Distel Zola : Youssouf Mulumbu a beaucoup fait pour mon arrivée en sélection !

Dans le sud des USA, dans l’Etat de Texas, se cache un talent dont les prouesses chez les Léopards commencent à se faire oublier : Distel Zola. De sa situation en club aux anecdotes en passant par ses débuts en sélection, le milieu de terrain s’est livré à notre rédaction via un Live Instagram.

« Mon moral est bon »

La première saison de Distel au Locomotive d’El Paso, son club actuel, coïncide avec la meurtrière pandémie du Coronavirus. Une situation qui, pour un joueur en pleine adaptation dans un nouveau club, serait un frein à son intégration et jouerait forcément sur sa psychologie. Mais l’ancien joueur de Nancy maîtrise la situation : « Mon moral est bon. Je me suis bien intégré car je me suis très bien préparé. Je m’adapte bien… »

Youssouf Mulumbu, l’une des clés de l’arrivée de Distel Zola en sélection !
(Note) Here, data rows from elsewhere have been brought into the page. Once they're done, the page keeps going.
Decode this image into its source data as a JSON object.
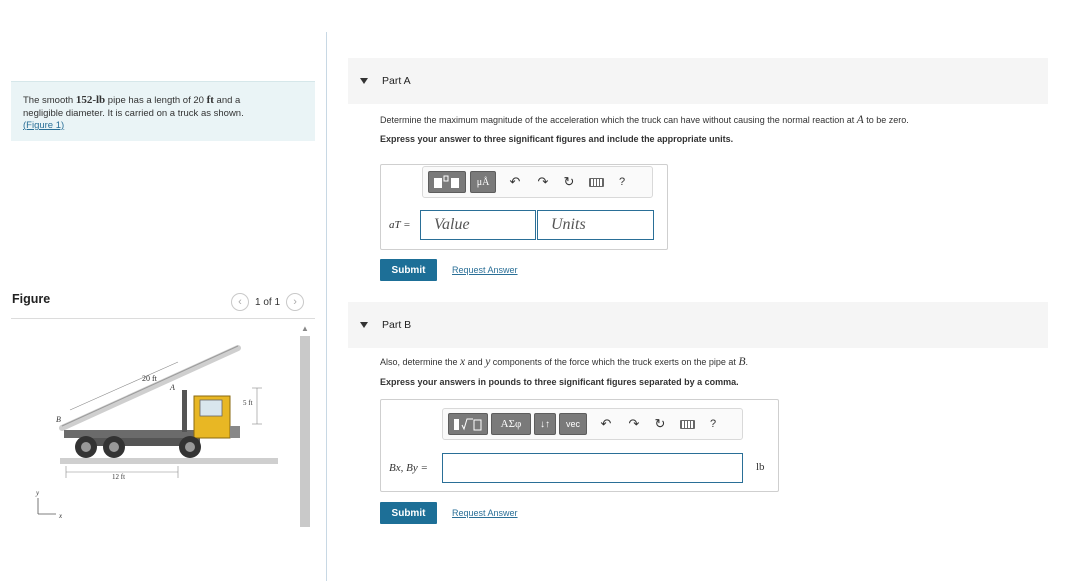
{
  "problem": {
    "text_before_weight": "The smooth ",
    "weight": "152-lb",
    "text_before_length": " pipe has a length of 20 ",
    "length_unit": "ft",
    "text_after_length": " and a",
    "line2": "negligible diameter. It is carried on a truck as shown.",
    "figure_link": "(Figure 1)"
  },
  "figure_panel": {
    "title": "Figure",
    "pager_text": "1 of 1",
    "prev_icon": "chevron-left-icon",
    "next_icon": "chevron-right-icon",
    "labels": {
      "length_20": "20 ft",
      "point_a": "A",
      "height_5": "5 ft",
      "point_b": "B",
      "length_12": "12 ft",
      "axis_y": "y",
      "axis_x": "x"
    }
  },
  "part_a": {
    "header": "Part A",
    "question_pre": "Determine the maximum magnitude of the acceleration which the truck can have without causing the normal reaction at ",
    "question_sym": "A",
    "question_post": " to be zero.",
    "instruction": "Express your answer to three significant figures and include the appropriate units.",
    "toolbar": {
      "units_button": "μÅ",
      "help": "?",
      "icons": [
        "template-icon",
        "units-icon",
        "undo-icon",
        "redo-icon",
        "reset-icon",
        "keyboard-icon",
        "help-icon"
      ]
    },
    "var_label": "aT =",
    "value_placeholder": "Value",
    "units_placeholder": "Units",
    "submit": "Submit",
    "request": "Request Answer"
  },
  "part_b": {
    "header": "Part B",
    "question_pre": "Also, determine the ",
    "question_x": "x",
    "question_mid": " and ",
    "question_y": "y",
    "question_post": " components of the force which the truck exerts on the pipe at ",
    "question_sym": "B",
    "question_end": ".",
    "instruction": "Express your answers in pounds to three significant figures separated by a comma.",
    "toolbar": {
      "greek_button": "ΑΣφ",
      "arrows_button": "↓↑",
      "vec_button": "vec",
      "help": "?",
      "icons": [
        "template-icon",
        "greek-icon",
        "arrows-icon",
        "vec-icon",
        "undo-icon",
        "redo-icon",
        "reset-icon",
        "keyboard-icon",
        "help-icon"
      ]
    },
    "var_label": "Bx, By =",
    "unit": "lb",
    "submit": "Submit",
    "request": "Request Answer"
  },
  "colors": {
    "accent": "#1d6f97",
    "truck_cab": "#e8b724",
    "problem_bg": "#eaf4f6"
  }
}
L’œil regardant d’« El Capo » sur les jeunes binationaux ne date pas de la dernière pluie. En effet, alors que Zola évoluait avec les équipes de jeunes des Bleus (France), Mulumbu surgit en facilitateur pour l’orienter vers la sélection de la génération « Mulunge » : « Le premier appel c’était pour Marbella, il s’agissait de la préparation d’un match amical face au Gabon à Paris (…) Je connaissais Youssouf depuis longtemps. Il habitait avec mon cousin. Sans le savoir, on jouait déjà ensemble depuis tout petits. Je jouais avec l’équipe des jeunes de la France quand il m’a appelé. Youssouf a beaucoup fait pour mon arrivée en sélection… » a confié Distel Zola. Pour rappel, le staff technique était chapeauté à l’époque par Robert Nouzaret.

Claude Leroy, un sentiment de gratitude !

L’international congolais aura vécu la première de ses onze sélections sous Robert Nouzaret, certes, mais c’est le « Sorcier Blanc » qui lui offrait l’une de plus grandes opportunités de sa carrière : jouer sur la pelouse du mythique stade des Martyrs ! Distel n’a pas tari d’éloges son ancien sélectionneur : « Je dois beaucoup à Claude Leroy » a-t-il reconnu, avant de poursuivre « Il m’a donné l’opportunité de débuter au stade des Martyrs. C’est un coach qui connaît bien l’Afrique, il a entraîné un peu partout. Il sait gérer les joueurs, il a une âme un peu paternelle » Sur ces dernières phrases, Zola établit notamment une différence entre Leroy et Nouzaret.

Le penalty de la mort !

Le 24 mars 2013 à Kinshasa, la RDC et la Libye se quittaient dos-à-dos (0-0) dans un match comptant pour les éliminatoires de la Coupe du Monde. Alain Kaluyituka ratait alors un penalty en seconde période, qui aurait pu offrir une victoire aux Léopards. Zola nous a ramené dans les coulisses de ce scénario : « On est 0-0 à la mi-temps. On pousse jusqu’à obtenir un penalty en seconde période, mais personne n’a voulu prendre la balle. Mbokani, Mputu et Roum aimaient mettre des buts au Martyrs, mais ils n’ont pas voulu tirer. C’est finalement Kaluyituka qui prend la balle et rate le penalty, tout s’est effondré. Dans le vestiaire ça sentait la fin pour Claude Leroy. »

Comme de nombreux autres Léopards qui n’ont pas joué sous nos couleurs ces dernières années, Distel Zola reste ouvert à un retour.